Cela dit, l’ampleur commerciale des tournois, qui attirent aujourd’hui des milliers de spectateurs, est à l’image du développement fulgurant de l’univers vidéoludique au cours des 30 dernières années. Le même constat s’applique au succès du réseau social Twitch ou de certaines chaînes YouTube de gamers, lesquelles mobilisent des millions de joueurs et de spectateurs, en temps réel ou en différé. Pour les néophytes en la matière, ce comportement semble incongru. Mais à y regarder de plus près, c’est un peu comme si ces millions d’amateurs se donnaient rendez-vous à l’arcade du coin pour assister aux prouesses de leurs amis.

Les recherches se multiplient!

Plusieurs chercheurs de l’UQAM mènent des recherches en partenariat avec des entreprises de jeu vidéo. En voici quelques-uns:

Maude Bonenfant mène présentement un projet visant à documenter l’émergence, puis l’évolution de la communauté qui s’est forgée autour du jeu à succès For Honor, mis en marché par Ubisoft en février dernier. Dans le cadre d’un partenariat conclu par le Service des partenariats et du soutien à l’innovation (SePSI) de l’UQAM, Ubisoft lui a donné accès à ses mégadonnées.

La même démarche du SePSI a donné lieu à un autre partenariat avec Ubisoft, cette fois avec le professeur Julien Mercier, du Département d’éducation et formation spécialisées. Le chercheur tente de comprendre ce qui se passe aux niveaux émotionnel et cognitif lorsqu’un joueur expérimente pour la première fois un nouveau jeu et comment il en apprend les rouages. Sa recherche se déroule en temps réel dans les locaux du Laboratoire de neurosciences éducationnelles (NeuroLab) avec le jeu Far Cry Primal, lancé en 2016.

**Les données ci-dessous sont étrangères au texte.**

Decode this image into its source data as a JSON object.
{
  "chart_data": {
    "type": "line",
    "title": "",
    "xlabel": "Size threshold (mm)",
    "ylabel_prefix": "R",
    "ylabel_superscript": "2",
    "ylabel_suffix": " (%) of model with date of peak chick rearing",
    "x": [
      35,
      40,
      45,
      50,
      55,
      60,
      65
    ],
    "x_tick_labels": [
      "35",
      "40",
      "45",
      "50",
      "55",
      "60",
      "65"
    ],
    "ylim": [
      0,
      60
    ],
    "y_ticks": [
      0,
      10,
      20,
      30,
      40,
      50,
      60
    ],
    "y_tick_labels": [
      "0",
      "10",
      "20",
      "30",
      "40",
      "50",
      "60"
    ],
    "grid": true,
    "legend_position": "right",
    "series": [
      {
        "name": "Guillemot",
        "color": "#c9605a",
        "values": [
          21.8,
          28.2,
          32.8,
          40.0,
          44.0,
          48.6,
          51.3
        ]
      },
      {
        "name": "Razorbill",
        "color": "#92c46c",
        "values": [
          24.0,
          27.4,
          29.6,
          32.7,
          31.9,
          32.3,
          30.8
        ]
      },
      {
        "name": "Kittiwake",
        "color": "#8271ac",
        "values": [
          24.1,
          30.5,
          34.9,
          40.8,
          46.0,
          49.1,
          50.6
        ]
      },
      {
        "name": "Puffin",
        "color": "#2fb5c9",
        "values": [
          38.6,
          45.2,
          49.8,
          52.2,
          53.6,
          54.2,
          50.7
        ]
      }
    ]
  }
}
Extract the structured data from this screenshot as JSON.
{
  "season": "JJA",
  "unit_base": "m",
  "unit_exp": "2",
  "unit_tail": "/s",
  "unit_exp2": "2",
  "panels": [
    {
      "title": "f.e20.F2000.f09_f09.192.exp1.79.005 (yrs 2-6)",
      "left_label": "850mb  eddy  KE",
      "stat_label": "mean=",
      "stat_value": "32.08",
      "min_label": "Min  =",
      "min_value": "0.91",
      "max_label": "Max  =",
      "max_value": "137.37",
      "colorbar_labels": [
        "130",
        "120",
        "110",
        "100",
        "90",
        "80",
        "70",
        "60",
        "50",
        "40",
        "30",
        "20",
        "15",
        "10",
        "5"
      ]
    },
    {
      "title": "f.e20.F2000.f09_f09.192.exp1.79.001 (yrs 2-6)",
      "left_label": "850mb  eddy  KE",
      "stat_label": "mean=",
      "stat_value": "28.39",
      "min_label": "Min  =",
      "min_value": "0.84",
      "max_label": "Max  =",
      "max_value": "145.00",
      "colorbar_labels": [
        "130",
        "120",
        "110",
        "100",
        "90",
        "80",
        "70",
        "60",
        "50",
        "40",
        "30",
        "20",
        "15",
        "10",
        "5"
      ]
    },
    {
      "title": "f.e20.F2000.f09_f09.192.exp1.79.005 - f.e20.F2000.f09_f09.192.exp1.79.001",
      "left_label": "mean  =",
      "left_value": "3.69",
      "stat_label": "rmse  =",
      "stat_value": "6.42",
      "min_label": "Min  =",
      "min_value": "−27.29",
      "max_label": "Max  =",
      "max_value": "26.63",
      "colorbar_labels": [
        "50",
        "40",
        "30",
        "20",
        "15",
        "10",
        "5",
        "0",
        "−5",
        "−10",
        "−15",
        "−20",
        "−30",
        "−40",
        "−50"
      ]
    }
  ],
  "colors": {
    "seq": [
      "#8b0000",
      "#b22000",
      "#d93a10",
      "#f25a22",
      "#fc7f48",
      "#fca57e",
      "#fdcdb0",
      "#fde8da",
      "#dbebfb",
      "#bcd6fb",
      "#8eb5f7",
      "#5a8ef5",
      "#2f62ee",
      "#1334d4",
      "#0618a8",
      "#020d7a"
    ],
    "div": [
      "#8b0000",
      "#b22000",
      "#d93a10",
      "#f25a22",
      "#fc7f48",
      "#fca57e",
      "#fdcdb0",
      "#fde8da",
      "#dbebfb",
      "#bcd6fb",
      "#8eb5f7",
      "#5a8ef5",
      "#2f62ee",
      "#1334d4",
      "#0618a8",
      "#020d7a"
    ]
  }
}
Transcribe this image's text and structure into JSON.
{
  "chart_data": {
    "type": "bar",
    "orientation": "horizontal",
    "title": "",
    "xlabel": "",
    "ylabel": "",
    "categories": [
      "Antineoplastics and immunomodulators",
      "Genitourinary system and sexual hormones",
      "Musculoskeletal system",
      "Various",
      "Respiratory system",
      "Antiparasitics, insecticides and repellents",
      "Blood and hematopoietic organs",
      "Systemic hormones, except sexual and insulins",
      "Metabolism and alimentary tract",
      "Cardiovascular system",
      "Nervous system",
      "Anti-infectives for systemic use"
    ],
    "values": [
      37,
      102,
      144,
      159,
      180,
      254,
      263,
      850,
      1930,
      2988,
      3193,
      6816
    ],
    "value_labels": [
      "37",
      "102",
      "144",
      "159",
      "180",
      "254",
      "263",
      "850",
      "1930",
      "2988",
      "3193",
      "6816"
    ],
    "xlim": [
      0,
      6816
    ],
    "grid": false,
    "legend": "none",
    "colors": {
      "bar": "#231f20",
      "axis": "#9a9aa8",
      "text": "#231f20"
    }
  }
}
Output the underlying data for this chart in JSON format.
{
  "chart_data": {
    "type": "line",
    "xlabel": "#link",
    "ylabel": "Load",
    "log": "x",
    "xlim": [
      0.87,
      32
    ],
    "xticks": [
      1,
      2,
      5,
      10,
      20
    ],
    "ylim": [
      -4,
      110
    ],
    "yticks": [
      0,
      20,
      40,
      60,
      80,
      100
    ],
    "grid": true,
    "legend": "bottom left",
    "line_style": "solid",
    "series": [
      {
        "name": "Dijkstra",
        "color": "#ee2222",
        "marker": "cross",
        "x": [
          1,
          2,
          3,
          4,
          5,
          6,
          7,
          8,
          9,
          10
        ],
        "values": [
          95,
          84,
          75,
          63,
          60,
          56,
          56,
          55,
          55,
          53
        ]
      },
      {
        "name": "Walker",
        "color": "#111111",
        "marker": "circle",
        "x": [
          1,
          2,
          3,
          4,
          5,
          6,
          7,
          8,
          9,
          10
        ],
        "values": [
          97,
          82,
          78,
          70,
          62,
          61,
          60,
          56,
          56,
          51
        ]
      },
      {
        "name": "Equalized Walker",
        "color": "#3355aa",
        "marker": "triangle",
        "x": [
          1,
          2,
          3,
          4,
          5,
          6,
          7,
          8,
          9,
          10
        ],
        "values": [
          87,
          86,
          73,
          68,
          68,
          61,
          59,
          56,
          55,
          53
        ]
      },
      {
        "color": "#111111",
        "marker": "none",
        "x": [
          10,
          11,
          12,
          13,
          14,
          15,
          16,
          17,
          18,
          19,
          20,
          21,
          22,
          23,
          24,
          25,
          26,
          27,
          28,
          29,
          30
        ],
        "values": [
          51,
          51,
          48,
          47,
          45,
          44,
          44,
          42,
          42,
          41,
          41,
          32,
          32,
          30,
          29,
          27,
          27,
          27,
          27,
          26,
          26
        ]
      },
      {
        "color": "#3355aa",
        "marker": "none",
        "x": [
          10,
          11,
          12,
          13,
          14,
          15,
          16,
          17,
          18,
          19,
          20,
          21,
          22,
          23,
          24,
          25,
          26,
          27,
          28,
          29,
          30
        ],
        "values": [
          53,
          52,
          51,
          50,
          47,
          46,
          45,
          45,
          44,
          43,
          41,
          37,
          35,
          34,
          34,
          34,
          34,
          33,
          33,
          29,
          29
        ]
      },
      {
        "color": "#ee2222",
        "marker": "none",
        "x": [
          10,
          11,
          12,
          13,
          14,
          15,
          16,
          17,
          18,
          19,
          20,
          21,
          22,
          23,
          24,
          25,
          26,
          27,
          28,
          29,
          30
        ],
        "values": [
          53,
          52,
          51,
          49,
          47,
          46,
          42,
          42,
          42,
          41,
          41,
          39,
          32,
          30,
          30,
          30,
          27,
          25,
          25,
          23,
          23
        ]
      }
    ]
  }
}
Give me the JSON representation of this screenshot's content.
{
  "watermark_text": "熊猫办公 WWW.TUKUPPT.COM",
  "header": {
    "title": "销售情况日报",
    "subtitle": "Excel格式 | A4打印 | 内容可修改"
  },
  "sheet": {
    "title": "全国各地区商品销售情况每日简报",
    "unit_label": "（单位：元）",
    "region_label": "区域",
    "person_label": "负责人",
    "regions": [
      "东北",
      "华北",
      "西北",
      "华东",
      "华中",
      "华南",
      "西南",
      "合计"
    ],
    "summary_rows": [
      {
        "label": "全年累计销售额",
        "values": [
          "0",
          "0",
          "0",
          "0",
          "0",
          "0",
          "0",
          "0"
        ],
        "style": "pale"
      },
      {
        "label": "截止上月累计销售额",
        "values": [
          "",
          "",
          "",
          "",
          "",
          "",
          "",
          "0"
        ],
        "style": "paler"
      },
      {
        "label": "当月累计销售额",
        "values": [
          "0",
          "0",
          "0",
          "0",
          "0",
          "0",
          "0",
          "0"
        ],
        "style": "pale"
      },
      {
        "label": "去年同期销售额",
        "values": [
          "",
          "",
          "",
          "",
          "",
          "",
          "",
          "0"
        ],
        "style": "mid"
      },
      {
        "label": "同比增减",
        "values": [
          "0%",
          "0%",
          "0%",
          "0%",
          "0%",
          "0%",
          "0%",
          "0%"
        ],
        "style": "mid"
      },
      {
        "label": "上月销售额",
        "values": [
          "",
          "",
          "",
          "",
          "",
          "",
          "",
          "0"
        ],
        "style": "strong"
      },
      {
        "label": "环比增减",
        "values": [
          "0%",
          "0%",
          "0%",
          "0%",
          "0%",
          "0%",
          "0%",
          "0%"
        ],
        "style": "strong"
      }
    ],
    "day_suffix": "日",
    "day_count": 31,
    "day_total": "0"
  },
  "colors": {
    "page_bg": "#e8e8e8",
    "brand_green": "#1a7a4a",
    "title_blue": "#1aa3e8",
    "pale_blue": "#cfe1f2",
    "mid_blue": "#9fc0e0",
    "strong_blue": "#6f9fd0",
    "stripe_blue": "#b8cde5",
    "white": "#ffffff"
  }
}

Le professeur Alain Steve Comtois, du Département des sciences de l’activité physique, et la doctorante en biologie Andrée-Anne Parent (M.Sc. kinanthropologie, 12) sont également associés à Ubisoft. Ils s’intéressent à l’utilisation du jeu Shape Up et à son potentiel bénéfique sur la condition physique. Ils ont en outre amorcé une étude sur la pratique de ce jeu vidéo chez les personnes touchées par une maladie pulmonaire obstructive chronique (MPOC– asthme, bronchite chronique ou emphysème).

Sous la direction du professeur au Département des sciences biologiques Clint Kelly, titulaire de la Chaire de recherche du Canada en écologie comportementale, le projet de thèse de Julien Céré consiste à appliquer l’approche évolutive aux comportements de groupe et à la structure sociale dans les jeux vidéo multijoueurs. En s’associant avec Behaviour, fondée par Rémi Racine (B.A.A., 88), le chercheur s’est intéressé à la pertinence et à la valeur des stratégies que les joueurs adoptent dans les jeux Dead by Daylight et Warhammer 40,000: Eternal Crusade.